We're creating a PDF checklist for the most applicable tenets of behavioral economics. It’s to be used when you ask yourself, “Am I pulling all the levers?” Contact us for that.

FYI when micro economics is not involved, this is all choice theory. For instance, there’s a “centrality preference” that means if there are four stalls in a bathroom, most people will choose the middle two. These are the stalls that use the most toilet paper.

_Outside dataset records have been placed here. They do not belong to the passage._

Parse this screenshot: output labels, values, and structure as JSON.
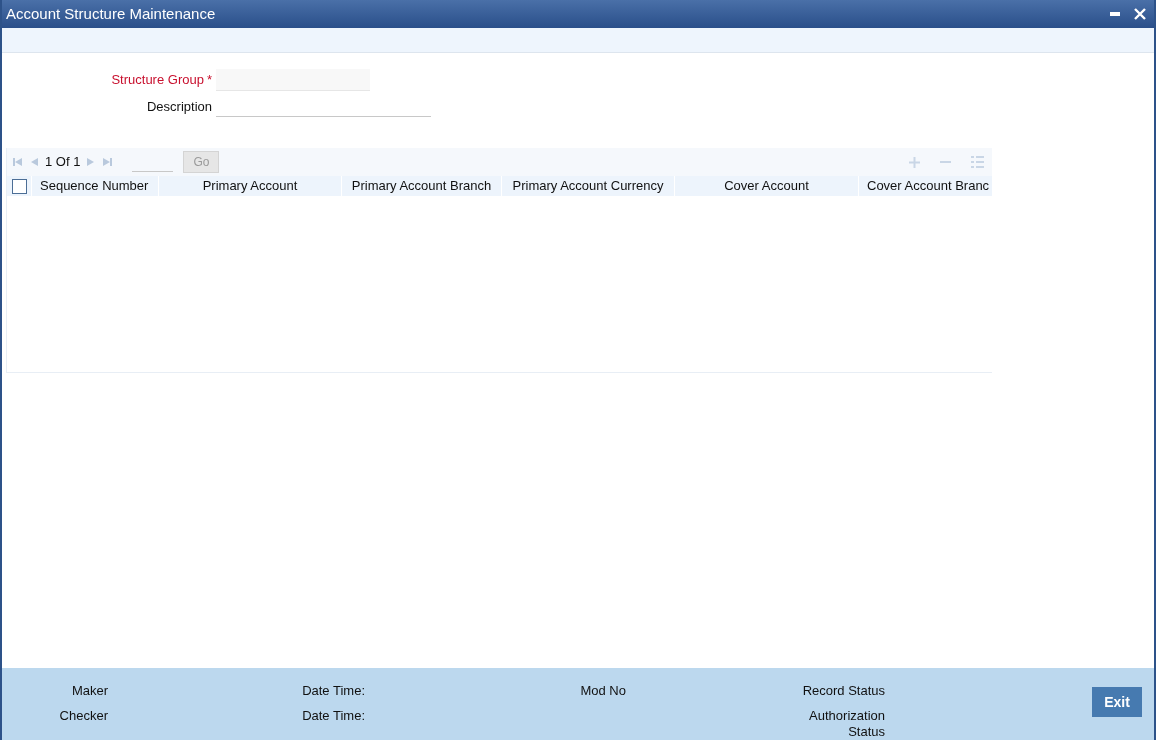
{
  "window": {
    "title": "Account Structure Maintenance"
  },
  "form": {
    "fields": [
      {
        "label": "Structure Group",
        "required": true,
        "required_mark": "*"
      },
      {
        "label": "Description",
        "required": false
      }
    ]
  },
  "grid": {
    "pager": {
      "text": "1 Of 1",
      "go": "Go",
      "disabled": true
    },
    "actions_disabled": true,
    "select_all": {
      "checked": false
    },
    "columns": [
      {
        "label": "Sequence Number"
      },
      {
        "label": "Primary Account"
      },
      {
        "label": "Primary Account Branch"
      },
      {
        "label": "Primary Account Currency"
      },
      {
        "label": "Cover Account"
      },
      {
        "label": "Cover Account Branc"
      }
    ]
  },
  "footer": {
    "columns": [
      {
        "labels": [
          "Maker",
          "Checker"
        ]
      },
      {
        "labels": [
          "Date Time:",
          "Date Time:"
        ]
      },
      {
        "labels": [
          "Mod No"
        ]
      },
      {
        "labels": [
          "Record Status",
          "Authorization Status"
        ]
      }
    ],
    "exit": "Exit"
  }
}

This is the list of top behavioral economics heuristics that impact marketing, in alphabetical order, second in the BE series.


COMMITMENTS & CONSISTENCY
It makes people “follow the crowd in step” with ways that are consistent with prior commitments or behaviors

CREATIVE LEVER Graphic progress indicators, small asks

USE Onboarding, subscriptions, soliciting donations

TIP/TRAP Small asks lead to bigger asks. This is how to get someone hooked on habit while creating loyalty. It happens all the time in mob and crime movies, in that favors are repaid. The repayment is small at first. Before you know it, you’re a mule with cocaine in your butt getting on a plane for Iceland.

Which may be how you feel when a provider makes it excruciating hard to cancel your subscription to eco-friendly washing machine detergents.

It does confuse the issue when non-profits ask that you donate monthly to help them stabilize their infrastructure, which is true. Non-profits depend on consistent giving, rather than one-time-only giving, to hire staff. $10 a month is actually worth more to them than $120.

EXAMPLE “You’ve already started setting up your account. It’s only a few steps to finish.”

EFFORT HEURISTIC
When you think that the more time something takes to create, the more valuable it should be

CREATIVE LEVER Credentials, symbols, icons, badges

USE Luxury brands, expensive products within a category

TIP/TRAP You have to show the work, which is often in slow motion or close up with a halo in any motion or still photography. Knowing your audience is especially important here, especially male/female triggers.

The heuristic is absolutely true, in that if something takes a lot of time to do, the person doing it should be paid more for their efforts. Often they are not. Artists may take 40 hours to do a painting, but if if they value their time at $100 per hour, that’s a $4000 painting, plus materials. Reasonable or unreasonable?

EXAMPLE “Hand crafted in small batches.”

ENDOWMENT EFFECT
Losing something is more powerful than gaining something, even if the dollar amount is equal

CREATIVE LEVER Customization, trials, guarantees, earned equity

USE SaaS, automotive, curated “boxes” in fashion, subscriptions

TIP/TRAP People do not like to lose something or have something taken away. You see this in politics, in that “my opponent will take away your right to (fill in the blank)” even though it may be replaced with something better or more valuable. This is an extremely powerful heuristic that is a freight train strait to your subconscious toddlerhood.

Customer service people often have scripts based on decision trees for people who want to cancel; these scripts are often based on ownership, accrual of time and investment. And those curated fashion boxes that joyfully appear with “your style” factored by season? All you have to do is send back what you don’t want and you won’t be charged? Seems innocent and convenient, right?

EXAMPLE “If you cancel your cable you’ll lose the free month you accrued.”